While some saw that as a defeat for broadcasters, I am inclined to think it was something else entirely. Although the composition of the Court has changed a bit since 2009, it is worth noting that four justices questioned the FCC’s indecency policy then, and a fifth justice explicitly questioned Red Lion, the very foundation of that policy. Given that it only takes the votes of four justices for the Court to agree to hear an appeal, the exclusion of Red Lion from that review is curious, and it is certainly possible that Justice Thomas is alone in his concern about the continued viability of Red Lion.
More likely, however, is that the Court is adhering to its long-held doctrine of keeping decisions as narrow as possible when addressing the constitutionality of a particular law or regulation. If that is the case, then the justices may well have concluded that the FCC’s indecency policy, at least in its current form, cannot survive constitutional review, and that there is no need to consider the broader issue of whether the government has any viable basis for regulating broadcasters and broadcast content. Stated differently, If the Court was inclined to uphold the constitutionality of the FCC’s indecency policy, an assessment of the continued viability of Red Lion would be critical to that decision, since a constitutional policy for which the government lacks a constitutional basis to impose on broadcasters is still unconstitutional.

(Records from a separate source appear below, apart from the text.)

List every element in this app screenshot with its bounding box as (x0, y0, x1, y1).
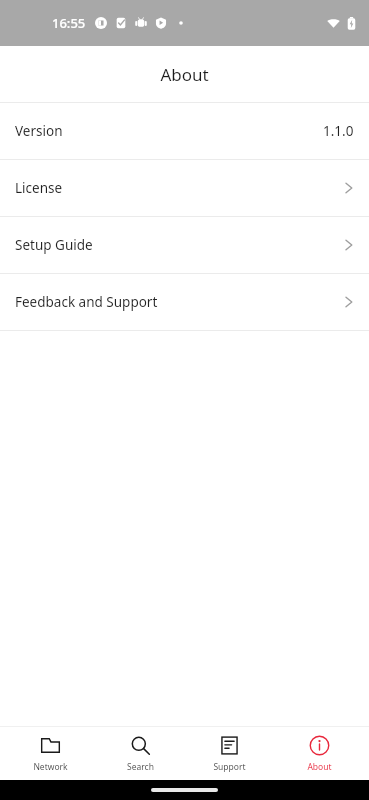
staticText: Support (213, 761, 246, 773)
staticText: Feedback and Support (15, 293, 158, 311)
button[interactable]: Setup Guide (0, 217, 369, 273)
staticText: Version (15, 122, 63, 140)
button[interactable]: About (279, 727, 359, 780)
button[interactable]: Search (100, 727, 180, 780)
button[interactable]: Feedback and Support (0, 274, 369, 330)
staticText: Network (33, 761, 68, 773)
staticText: 1.1.0 (323, 122, 354, 140)
staticText: Search (127, 761, 154, 773)
staticText: About (307, 761, 332, 773)
staticText: 16:55 (52, 14, 86, 32)
button[interactable]: Version (0, 103, 369, 159)
button[interactable]: License (0, 160, 369, 216)
button[interactable]: Support (189, 727, 269, 780)
staticText: License (15, 179, 63, 197)
button[interactable]: Network (10, 727, 90, 780)
staticText: About (160, 63, 209, 86)
staticText: Setup Guide (15, 236, 93, 254)
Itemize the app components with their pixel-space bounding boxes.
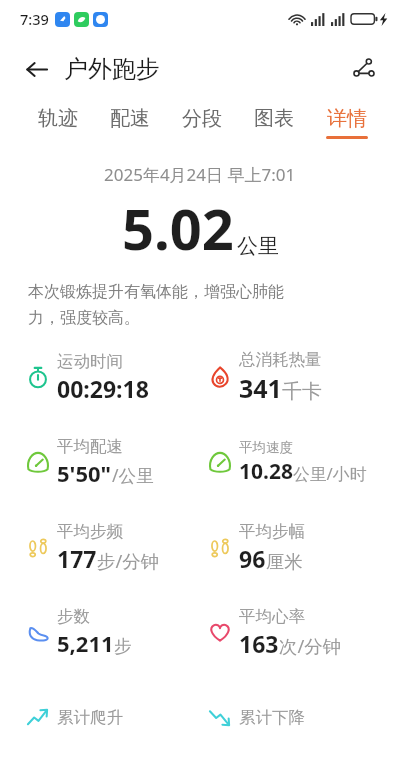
button[interactable]: 平均步幅 xyxy=(200,516,400,578)
staticText: 7:39 xyxy=(20,9,49,29)
staticText: 5'50" xyxy=(57,458,112,488)
staticText: 次/分钟 xyxy=(279,633,342,658)
staticText: 详情 xyxy=(327,106,367,131)
button[interactable]: 累计爬升 xyxy=(0,686,200,748)
button[interactable]: 步数 xyxy=(0,601,200,663)
button[interactable]: 平均步频 xyxy=(0,516,200,578)
staticText: 配速 xyxy=(110,106,150,131)
staticText: 运动时间 xyxy=(57,351,123,372)
staticText: 平均步幅 xyxy=(239,521,305,542)
staticText: 总消耗热量 xyxy=(239,349,322,370)
button[interactable]: 累计下降 xyxy=(200,686,400,748)
staticText: 轨迹 xyxy=(38,106,78,131)
button[interactable]: 平均配速 xyxy=(0,431,200,493)
staticText: 累计下降 xyxy=(239,707,305,728)
button[interactable]: 图表 xyxy=(252,100,296,145)
button[interactable]: 平均速度 xyxy=(200,431,400,493)
staticText: 图表 xyxy=(254,106,294,131)
staticText: 10.28 xyxy=(239,457,293,486)
staticText: 公里 xyxy=(237,233,279,259)
staticText: 5,211 xyxy=(57,628,114,658)
staticText: 177 xyxy=(57,543,97,574)
button[interactable]: 配速 xyxy=(108,100,152,145)
staticText: 步数 xyxy=(57,606,90,627)
staticText: 累计爬升 xyxy=(57,707,123,728)
staticText: 千卡 xyxy=(282,379,322,404)
staticText: 341 xyxy=(239,371,282,405)
button[interactable]: Share xyxy=(342,47,386,91)
button[interactable]: 总消耗热量 xyxy=(200,346,400,408)
staticText: 5.02 xyxy=(122,190,234,266)
staticText: 96 xyxy=(239,543,266,574)
staticText: /公里 xyxy=(112,463,154,487)
staticText: 00:29:18 xyxy=(57,373,149,404)
staticText: 步 xyxy=(114,635,132,657)
staticText: 步/分钟 xyxy=(97,548,160,573)
staticText: 分段 xyxy=(182,106,222,131)
staticText: 平均步频 xyxy=(57,521,123,542)
staticText: 本次锻炼提升有氧体能，增强心肺能 力，强度较高。 xyxy=(28,282,284,328)
staticText: 2025年4月24日 早上7:01 xyxy=(104,163,296,186)
button[interactable]: 分段 xyxy=(180,100,224,145)
staticText: 厘米 xyxy=(266,550,303,573)
staticText: 平均心率 xyxy=(239,606,305,627)
staticText: 户外跑步 xyxy=(64,54,160,84)
button[interactable]: Back xyxy=(14,47,58,91)
button[interactable]: 详情 xyxy=(324,100,370,145)
button[interactable]: 平均心率 xyxy=(200,601,400,663)
staticText: 163 xyxy=(239,628,279,659)
staticText: 公里/小时 xyxy=(293,462,367,485)
button[interactable]: 运动时间 xyxy=(0,346,200,408)
staticText: 平均速度 xyxy=(239,439,293,456)
staticText: 平均配速 xyxy=(57,436,123,457)
button[interactable]: 轨迹 xyxy=(36,100,80,145)
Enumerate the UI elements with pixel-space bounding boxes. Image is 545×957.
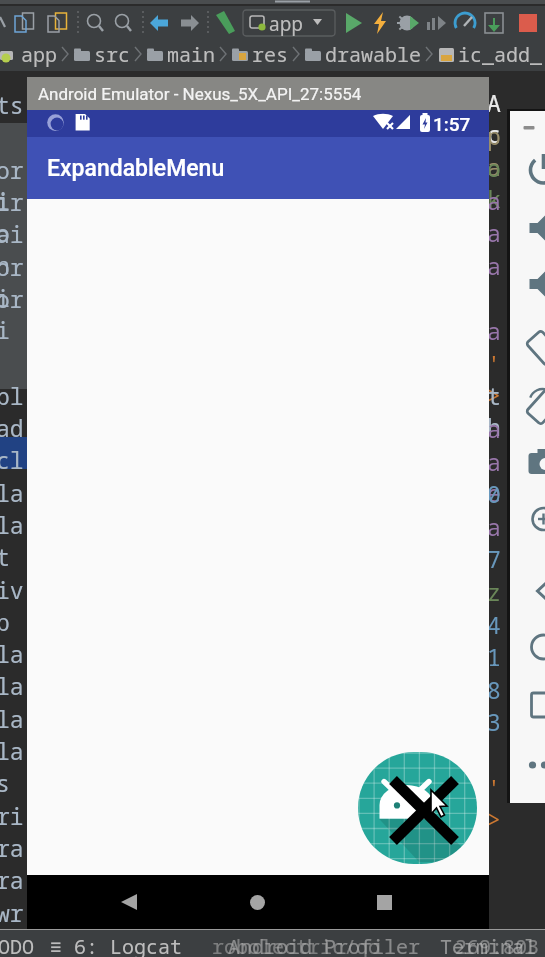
- staticText: th: [487, 380, 507, 442]
- staticText: 0: [487, 478, 501, 509]
- staticText: Android Emulator - Nexus_5X_API_27:5554: [38, 84, 362, 104]
- staticText: a: [487, 413, 501, 444]
- staticText: p: [0, 606, 10, 637]
- staticText: la: [0, 477, 24, 508]
- staticText: ok: [487, 152, 507, 214]
- staticText: ra: [0, 864, 24, 895]
- staticText: la: [0, 735, 24, 766]
- staticText: la: [0, 509, 24, 540]
- staticText: iv: [0, 574, 24, 605]
- staticText: ain: [0, 218, 24, 280]
- staticText: app: [269, 11, 304, 37]
- staticText: 8: [487, 674, 501, 705]
- staticText: Ac: [487, 87, 507, 149]
- staticText: drawable: [325, 41, 421, 68]
- button[interactable]: Home: [193, 875, 321, 929]
- button[interactable]: ExpandableMenu: [27, 137, 489, 199]
- staticText: '>: [487, 348, 507, 410]
- staticText: 7: [487, 543, 501, 574]
- staticText: bl: [0, 380, 24, 411]
- staticText: '>: [487, 772, 507, 834]
- staticText: cl: [0, 444, 24, 475]
- staticText: ≡ 6: Logcat: [50, 933, 182, 957]
- staticText: iro: [0, 186, 24, 248]
- staticText: s: [0, 767, 10, 798]
- staticText: ic_add_: [458, 41, 542, 68]
- staticText: la: [0, 670, 24, 701]
- staticText: 4: [487, 609, 501, 640]
- staticText: ra: [0, 832, 24, 863]
- staticText: ae: [487, 446, 507, 508]
- staticText: t: [0, 541, 10, 572]
- staticText: a: [487, 217, 501, 248]
- staticText: src: [94, 41, 130, 68]
- staticText: ts: [0, 89, 24, 120]
- staticText: main: [167, 41, 215, 68]
- staticText: z: [487, 576, 501, 607]
- staticText: 269:803: [455, 933, 539, 957]
- staticText: app: [21, 41, 57, 68]
- staticText: a: [487, 185, 501, 216]
- staticText: robolectric/qo: [212, 933, 380, 957]
- staticText: Android Profiler: [228, 933, 420, 957]
- button[interactable]: Back: [65, 875, 193, 929]
- staticText: Terminal: [440, 933, 536, 957]
- staticText: 1:57: [433, 113, 471, 135]
- staticText: res: [252, 41, 288, 68]
- staticText: ri: [0, 800, 24, 831]
- staticText: a: [487, 511, 501, 542]
- staticText: ori: [0, 283, 24, 345]
- staticText: ExpandableMenu: [47, 155, 225, 182]
- staticText: 1: [487, 641, 501, 672]
- button[interactable]: Close expandable menu: [358, 752, 477, 864]
- button[interactable]: Recent apps: [320, 875, 448, 929]
- staticText: ODO: [0, 933, 34, 957]
- staticText: ori: [0, 154, 24, 216]
- staticText: a: [487, 315, 501, 346]
- staticText: a: [487, 250, 501, 281]
- staticText: la: [0, 638, 24, 669]
- staticText: pa: [487, 120, 507, 182]
- staticText: la: [0, 703, 24, 734]
- staticText: 3: [487, 706, 501, 737]
- staticText: ori: [0, 251, 24, 313]
- staticText: ad: [0, 412, 24, 443]
- staticText: wr: [0, 897, 24, 928]
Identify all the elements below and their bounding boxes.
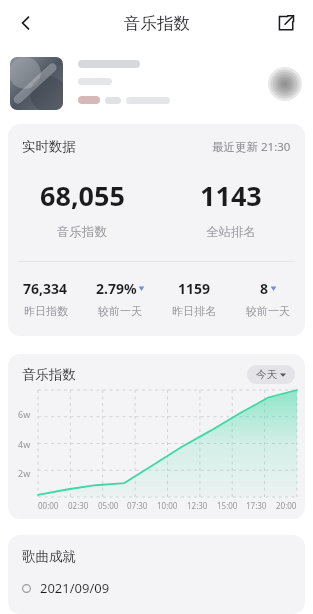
staticText: 音乐指数	[124, 13, 190, 34]
staticText: 17:30	[246, 500, 267, 511]
staticText: 68,055	[40, 177, 125, 214]
staticText: 歌曲成就	[22, 548, 76, 565]
staticText: 较前一天	[98, 304, 142, 318]
staticText: 15:00	[217, 500, 238, 511]
staticText: 较前一天	[246, 304, 290, 318]
button[interactable]: Share	[267, 4, 305, 42]
staticText: 00:00	[38, 500, 59, 511]
staticText: 音乐指数	[57, 224, 107, 240]
button[interactable]	[0, 46, 313, 124]
staticText: 1159	[178, 279, 211, 298]
staticText: 最近更新 21:30	[212, 139, 291, 155]
staticText: 昨日指数	[24, 304, 68, 318]
staticText: 07:30	[127, 500, 148, 511]
staticText: 全站排名	[206, 224, 256, 240]
staticText: 6w	[18, 408, 31, 420]
staticText: 02:30	[68, 500, 89, 511]
staticText: 10:00	[157, 500, 178, 511]
staticText: 今天	[256, 368, 277, 381]
button[interactable]: Back	[6, 3, 46, 43]
staticText: 8	[260, 279, 269, 298]
button[interactable]: 今天	[247, 365, 295, 384]
staticText: 1143	[200, 177, 262, 214]
staticText: 2.79%	[96, 279, 137, 298]
staticText: 昨日排名	[172, 304, 216, 318]
staticText: 20:00	[276, 500, 297, 511]
staticText: 05:00	[98, 500, 119, 511]
staticText: 音乐指数	[22, 366, 76, 383]
staticText: 2w	[18, 467, 31, 479]
staticText: 2021/09/09	[40, 579, 110, 597]
staticText: 12:30	[187, 500, 208, 511]
staticText: 76,334	[23, 279, 68, 298]
staticText: 4w	[18, 438, 31, 450]
staticText: 实时数据	[22, 138, 76, 155]
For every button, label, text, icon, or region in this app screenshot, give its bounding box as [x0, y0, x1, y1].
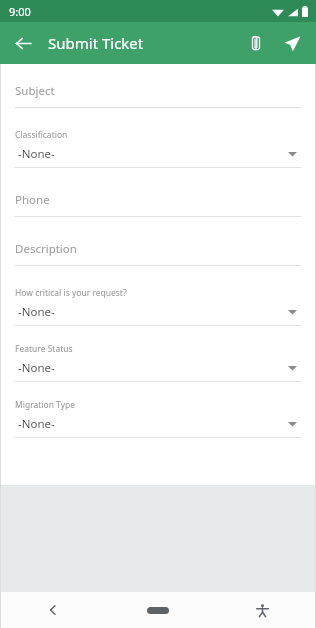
button[interactable]: Back: [1, 592, 105, 628]
staticText: Migration Type: [15, 399, 76, 411]
staticText: Feature Status: [15, 343, 73, 355]
staticText: -None-: [18, 360, 55, 376]
staticText: 9:00: [9, 4, 31, 19]
button[interactable]: How critical is your request?: [15, 287, 301, 326]
button[interactable]: Home: [105, 592, 210, 628]
button[interactable]: Send: [274, 25, 310, 61]
button[interactable]: Back: [6, 26, 40, 60]
staticText: -None-: [18, 146, 55, 162]
button[interactable]: Classification: [15, 129, 301, 168]
staticText: How critical is your request?: [15, 287, 127, 299]
button[interactable]: Subject: [15, 80, 301, 108]
staticText: Subject: [15, 83, 55, 99]
button[interactable]: Accessibility: [210, 592, 315, 628]
staticText: Submit Ticket: [48, 33, 144, 53]
staticText: -None-: [18, 304, 55, 320]
staticText: Classification: [15, 129, 68, 141]
staticText: -None-: [18, 416, 55, 432]
staticText: Description: [15, 241, 77, 257]
button[interactable]: Phone: [15, 189, 301, 217]
button[interactable]: Description: [15, 238, 301, 266]
button[interactable]: Migration Type: [15, 399, 301, 438]
button[interactable]: Attach file: [238, 25, 274, 61]
staticText: Phone: [15, 192, 50, 208]
button[interactable]: Feature Status: [15, 343, 301, 382]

While it is always a risky endeavor to attempt to “read” the Court, the entire basis of indecency policy is to protect children from content the government finds unsuitable for them. It is therefore telling that on the very day the Court agreed to hear the FCC’s appeal, it also released a decision overturning a California law prohibiting the sale of violent video games to minors, finding in a 7-2 decision that the law infringed upon the First Amendment, regardless of its intent to protect children. That decision makes clear that the Court will not merely accept “protecting children” as a valid basis for limiting First Amendment activities.
Of course, the California ban on sales of violent video games to minors affected only minors, whereas the FCC’s restriction on indecency limits the broadcast content that everyone–adults and minors alike–can access from 6am-10pm every day (the hours during which indecent broadcast content is prohibited). That fact, combined with the reality that there is far more “First Amendment” speech (political and otherwise) on radio and television than in most video games, means that the FCC may have a tough job convincing the Court that the FCC’s indecency policy can coexist with the First Amendment.